Just 18% of patients are offered surgery as an option, according to the SCTS audit. The lowest rates of surgery are in Sussex, East Anglia, Lancashire and Cumbria, South Wales and parts of London, while Merseyside and Cheshire, Yorkshire, Birmingham and Kent provide the most. While the NHS in England and Wales has 70 thoracic surgeons, it needs to increase that to 100 if it is going to make surgery available to more lung cancer patients, Page said. "There's a real problem with patients' access to lung cancer surgery. If more patients had surgery, more would have a cure, as about 50% of those who undergo sugery are free of their disease five years after the operation."

The 70 surgeons find it impossible to attend meetings of the 140 multi-disciplinary teams of medical professionals looking after lung cancer patients, added Page. "From the information we have, one can estimate that an additional 1,500 lives a year could be saved if everybody got adequate access to thoracic surgery to remove the cancers. That's 1,500 unnecessary deaths a year," said Page.
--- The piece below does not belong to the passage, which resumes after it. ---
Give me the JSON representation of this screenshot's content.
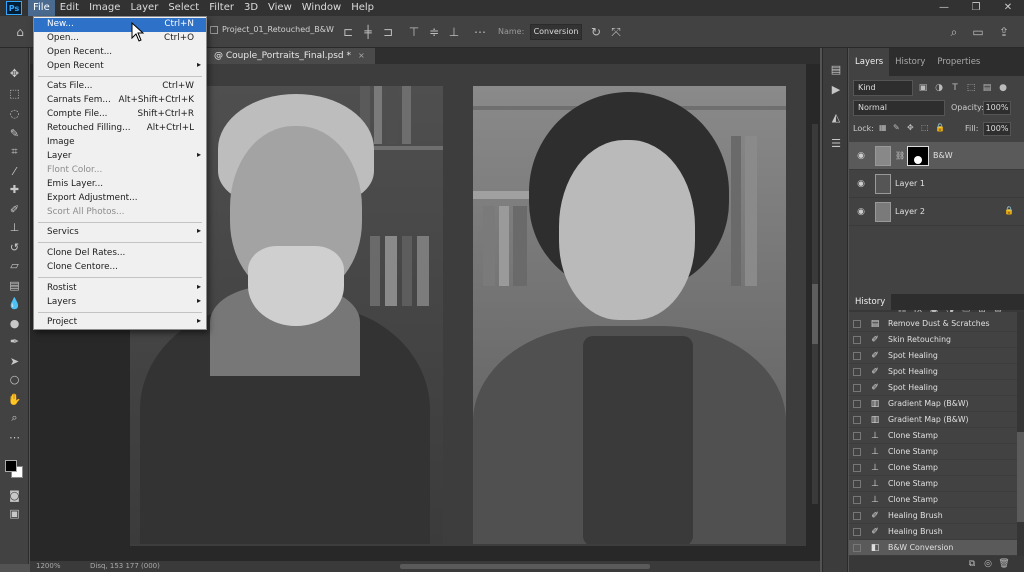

Professor David Taggart, president of the SCTS, said: "If we could get the rate of operations across the country up to the standard of the best performing areas then at least 1,000 additional lives could be saved each year."

Lung cancer is the UK's deadliest cancer and kills 35,000 people a year. The survival rates are particularly low because many patients are diagnosed only once the cancer has spread and surgery is no longer effective.

Those preventable deaths aside, the report found that the number of patients undergoing surgery had risen from 3,000-4,000 a year between 1980 and 2006 to 5,265 last year – a jump of about 60%.

Other progress has seen the rate of patients dying during surgery fall from 3.8% to 2.1%. New operating techniques, such as a form of keyhole surgery that removes diseased tissue through a small hole in the patient's side rather than by opening their rib cage, have also proved less onerous for patients.

A Department of Health spokesman said: "It is vital that cancer patients get treated quickly so they have the best chance of surviving and living well beyond cancer. For many cancer patients early surgery can be critical and the NHS must limit any variation across the service." The government's NHS shakeup will help tackle "unjustified variation" in rates of surgery between hospitals, he added.

Professor Sir Mike Richards, the government's national cancer director for England, said the audit "provides encouraging evidence that surgical treatment for lung cancer is improving in this country – reflecting a welcome increase in the number of specialist lung surgeons". "We can be optimistic that this will in turn lead to better survival rates," he added.

"It is vital that cancer patients get treated quickly so they have the best chance of surviving and living well beyond cancer. We have made early diagnosis central to our cancer outcomes strategy and believe it would contribute significantly to our ambition to save an additional 5,000 lives every year by 2014-15."

Cancer causes more premature deaths among people between 25 and 74 in the UK than any other condition – including heart disease, strokes and Aids – and also kills more people than car crashes, suicide and murder, according to a new analysis of UK mortality data by Cancer Research UK.

However, although more people are being diagnosed with cancer, overall death rates have been falling for 40 years because of better treatments, the charity says.